Hatched Alumni: 1994

Julie Gough is an artist, writer and curator. Living in Hobart, Julie is a curator, First People’s Art and Culture, at the Tasmanian Museum and Art Gallery. Her Briggs-Johnson extended family have lived in the Latrobe region of Tasmania since the 1840s, with Tebrikunna in north east Lutruwita (Tasmania) their traditional Trawlwoolway Country. Julie’s research and art practice involves uncovering and re-presenting subsumed and conflicting histories, often drawing on her family’s experiences as Tasmanian Aboriginal people. Since 1994 Julie has exhibited in 30 solo exhibitions and more than 130 group exhibitions that include: TENSE PAST, solo survey exhibition, Tasmanian Museum and Art Gallery, 2019; Eucalyptusdom, Powerhouse Museum, Sydney, 2021; Divided Worlds, Adelaide Biennial of Australia Art, 2018; Defying Empire, National Gallery of Australia, 2017 and touring; The National, MCA, 2017; With Secrecy and Despatch, Campbelltown Arts Centre, 2016; UNDISCLOSED, National Gallery of Australia, 2012; Clemenger Award, National Gallery of Victoria, 2010; Biennale of Sydney, 2006; Liverpool Biennial, UK, 2001; and Perspecta, AGNSW, 1995.  Julie holds PhD and Honours degrees from the University of Tasmania (Visual Arts, 2001, 1995), a Masters degree (Visual Arts) from the University of London, Goldsmiths College (1998), and Bachelor degrees in Visual Arts (Curtin University, 1994), and Prehistory and English literature (University of West Australia, 1987). Gough’s artwork is held in most Australian state and national collections. In 2018 a monograph on her art, Fugitive History, was published by UWA Press and a short fictionella, Shale, was produced by A Published Event. In 2019 the survey exhibition Julie Gough: Tense Past was held at the Tasmanian Museum and Art Gallery.
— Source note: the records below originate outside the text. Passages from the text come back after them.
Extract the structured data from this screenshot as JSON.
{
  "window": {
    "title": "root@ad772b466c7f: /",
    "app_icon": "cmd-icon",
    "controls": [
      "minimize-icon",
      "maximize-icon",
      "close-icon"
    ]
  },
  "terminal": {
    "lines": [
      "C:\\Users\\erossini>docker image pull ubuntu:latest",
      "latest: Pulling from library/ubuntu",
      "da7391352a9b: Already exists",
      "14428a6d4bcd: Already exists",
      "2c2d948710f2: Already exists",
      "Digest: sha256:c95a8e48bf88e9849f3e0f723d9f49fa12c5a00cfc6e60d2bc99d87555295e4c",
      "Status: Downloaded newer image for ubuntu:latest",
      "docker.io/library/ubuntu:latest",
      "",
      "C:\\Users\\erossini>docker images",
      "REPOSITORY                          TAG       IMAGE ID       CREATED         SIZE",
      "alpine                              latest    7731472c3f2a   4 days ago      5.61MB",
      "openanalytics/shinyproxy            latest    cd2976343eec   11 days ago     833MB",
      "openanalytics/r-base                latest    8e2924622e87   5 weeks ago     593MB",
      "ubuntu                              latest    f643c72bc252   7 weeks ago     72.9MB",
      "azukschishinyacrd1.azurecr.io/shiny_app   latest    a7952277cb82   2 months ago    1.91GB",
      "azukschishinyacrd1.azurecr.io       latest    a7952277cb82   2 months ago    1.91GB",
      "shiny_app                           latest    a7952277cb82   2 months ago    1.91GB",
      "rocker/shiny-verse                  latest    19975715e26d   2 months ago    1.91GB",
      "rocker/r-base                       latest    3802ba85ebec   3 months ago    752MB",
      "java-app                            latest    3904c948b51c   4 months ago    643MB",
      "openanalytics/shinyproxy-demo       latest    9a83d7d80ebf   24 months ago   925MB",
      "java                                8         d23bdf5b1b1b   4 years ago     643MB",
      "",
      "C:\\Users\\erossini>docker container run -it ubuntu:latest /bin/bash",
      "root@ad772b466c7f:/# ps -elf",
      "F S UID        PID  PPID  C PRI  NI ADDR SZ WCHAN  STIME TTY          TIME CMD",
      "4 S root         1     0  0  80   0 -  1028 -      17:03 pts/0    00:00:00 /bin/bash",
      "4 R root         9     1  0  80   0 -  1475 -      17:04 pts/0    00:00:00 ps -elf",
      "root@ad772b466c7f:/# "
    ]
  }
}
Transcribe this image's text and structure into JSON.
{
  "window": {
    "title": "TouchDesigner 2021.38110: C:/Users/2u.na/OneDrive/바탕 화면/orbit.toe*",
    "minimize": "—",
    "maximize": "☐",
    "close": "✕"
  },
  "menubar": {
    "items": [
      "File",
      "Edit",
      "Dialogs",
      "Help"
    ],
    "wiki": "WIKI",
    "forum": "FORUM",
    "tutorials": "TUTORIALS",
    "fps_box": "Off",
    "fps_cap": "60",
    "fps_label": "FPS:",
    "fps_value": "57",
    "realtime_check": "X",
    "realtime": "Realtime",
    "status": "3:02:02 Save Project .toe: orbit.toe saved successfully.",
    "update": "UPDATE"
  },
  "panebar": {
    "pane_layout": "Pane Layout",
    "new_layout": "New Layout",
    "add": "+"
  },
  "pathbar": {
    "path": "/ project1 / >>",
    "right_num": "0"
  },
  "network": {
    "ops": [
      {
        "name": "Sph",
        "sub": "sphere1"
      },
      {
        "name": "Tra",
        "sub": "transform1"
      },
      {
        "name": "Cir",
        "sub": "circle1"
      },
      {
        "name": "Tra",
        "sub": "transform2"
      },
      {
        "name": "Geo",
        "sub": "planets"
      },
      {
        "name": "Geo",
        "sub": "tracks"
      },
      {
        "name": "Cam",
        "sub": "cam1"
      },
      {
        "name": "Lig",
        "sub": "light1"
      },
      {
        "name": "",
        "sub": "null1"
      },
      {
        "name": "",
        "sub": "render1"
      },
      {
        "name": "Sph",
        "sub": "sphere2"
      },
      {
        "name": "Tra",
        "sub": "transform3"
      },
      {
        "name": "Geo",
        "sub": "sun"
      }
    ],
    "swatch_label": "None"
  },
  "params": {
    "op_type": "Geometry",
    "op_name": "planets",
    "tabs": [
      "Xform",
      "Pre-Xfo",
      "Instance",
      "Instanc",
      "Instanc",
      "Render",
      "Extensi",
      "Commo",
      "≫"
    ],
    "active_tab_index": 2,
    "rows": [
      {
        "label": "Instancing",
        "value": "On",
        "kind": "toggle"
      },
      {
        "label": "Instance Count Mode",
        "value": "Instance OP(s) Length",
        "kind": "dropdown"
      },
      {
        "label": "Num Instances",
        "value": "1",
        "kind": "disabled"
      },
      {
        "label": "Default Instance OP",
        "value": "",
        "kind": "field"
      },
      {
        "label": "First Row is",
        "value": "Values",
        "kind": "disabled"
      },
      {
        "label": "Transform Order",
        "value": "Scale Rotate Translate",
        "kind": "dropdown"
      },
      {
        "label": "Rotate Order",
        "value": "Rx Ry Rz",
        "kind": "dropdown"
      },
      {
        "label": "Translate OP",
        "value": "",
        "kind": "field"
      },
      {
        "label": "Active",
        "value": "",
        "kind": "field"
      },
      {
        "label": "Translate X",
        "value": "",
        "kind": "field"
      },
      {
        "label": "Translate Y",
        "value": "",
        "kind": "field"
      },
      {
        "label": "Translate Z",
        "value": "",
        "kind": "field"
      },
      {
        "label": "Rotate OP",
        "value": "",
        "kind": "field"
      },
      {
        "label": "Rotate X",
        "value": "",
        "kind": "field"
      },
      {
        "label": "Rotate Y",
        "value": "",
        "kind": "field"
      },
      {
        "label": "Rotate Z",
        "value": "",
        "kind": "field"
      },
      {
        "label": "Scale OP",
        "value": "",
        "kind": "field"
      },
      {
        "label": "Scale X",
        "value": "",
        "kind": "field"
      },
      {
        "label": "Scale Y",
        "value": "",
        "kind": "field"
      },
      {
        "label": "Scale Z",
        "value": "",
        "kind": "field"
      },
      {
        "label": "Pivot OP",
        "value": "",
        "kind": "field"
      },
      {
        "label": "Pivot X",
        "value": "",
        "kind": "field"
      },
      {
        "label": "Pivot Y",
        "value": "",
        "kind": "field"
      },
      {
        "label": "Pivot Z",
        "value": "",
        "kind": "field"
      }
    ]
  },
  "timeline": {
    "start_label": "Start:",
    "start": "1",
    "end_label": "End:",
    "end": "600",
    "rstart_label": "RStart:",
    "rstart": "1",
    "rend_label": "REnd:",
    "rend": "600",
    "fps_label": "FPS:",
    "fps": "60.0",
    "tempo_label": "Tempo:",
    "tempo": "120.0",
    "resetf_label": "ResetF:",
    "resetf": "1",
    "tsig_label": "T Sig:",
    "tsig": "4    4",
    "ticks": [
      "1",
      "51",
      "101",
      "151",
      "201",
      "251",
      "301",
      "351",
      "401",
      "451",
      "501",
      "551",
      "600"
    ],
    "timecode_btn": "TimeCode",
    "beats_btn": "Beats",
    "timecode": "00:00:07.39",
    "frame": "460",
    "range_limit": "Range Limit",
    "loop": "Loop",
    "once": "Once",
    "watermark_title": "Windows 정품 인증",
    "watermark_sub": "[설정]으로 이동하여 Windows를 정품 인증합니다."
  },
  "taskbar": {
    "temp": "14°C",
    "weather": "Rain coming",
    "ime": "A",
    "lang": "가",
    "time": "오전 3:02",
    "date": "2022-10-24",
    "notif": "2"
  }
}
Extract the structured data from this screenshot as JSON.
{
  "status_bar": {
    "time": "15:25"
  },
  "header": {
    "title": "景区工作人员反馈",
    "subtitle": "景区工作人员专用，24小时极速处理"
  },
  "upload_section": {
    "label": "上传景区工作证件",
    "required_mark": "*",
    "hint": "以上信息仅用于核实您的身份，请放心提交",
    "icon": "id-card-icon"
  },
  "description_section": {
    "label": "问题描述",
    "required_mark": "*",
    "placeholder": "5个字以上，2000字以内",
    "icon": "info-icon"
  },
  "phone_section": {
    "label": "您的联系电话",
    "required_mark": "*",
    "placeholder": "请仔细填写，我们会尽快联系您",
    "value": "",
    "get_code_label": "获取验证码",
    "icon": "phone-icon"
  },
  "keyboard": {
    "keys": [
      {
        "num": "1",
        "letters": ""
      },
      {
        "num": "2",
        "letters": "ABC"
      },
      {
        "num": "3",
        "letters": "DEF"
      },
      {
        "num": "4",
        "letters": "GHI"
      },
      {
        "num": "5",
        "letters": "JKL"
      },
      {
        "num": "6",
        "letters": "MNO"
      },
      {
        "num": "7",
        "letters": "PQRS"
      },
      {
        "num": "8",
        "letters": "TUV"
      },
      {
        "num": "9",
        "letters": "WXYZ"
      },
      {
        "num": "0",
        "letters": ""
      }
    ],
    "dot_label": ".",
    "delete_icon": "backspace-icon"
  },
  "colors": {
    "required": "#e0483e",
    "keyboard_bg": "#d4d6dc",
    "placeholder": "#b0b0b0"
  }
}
In 2021 the publication Tense Past is in production.

 

What does Hatched mean to you?’

It was a huge honour to be selected for Hatched – before it was even named Hatched.  I completed a BA (sculpture) degree at Curtin University in 1993, and relocated to the School of Art, Hobart, UTAS, Tasmania to continue my art studies (Honours) in 1994. The journey to Tasmania was my homecoming – finally. My time at Curtin somehow encouraged, propelled and consolidated into a realistic proposition this cross Country trek to the land of thousands of generations of maternal ancestors; to the place I grew up close to, yet absent from.  Given this relocation – 4133km from Curtin University to the University of Tasmania it was a fantastic surprise and serious confidence boost to be selected to participate. The installation work I created in situ in PICA, Always more Questions than Answers, still epitomises my process of collecting and collating experiences, objects, fragments, and histories into alternative navigable interfaces, to refocus on the overlooked or elusive.  PICA is the MOMA of Perth – epic, aspirational, the high level experimental layer of the arts fabric of West Australia.  To be at PICA for Hatched 1994 was a career moment, a gift, a pause in which to take stock and realise “artist” was a feasible life path.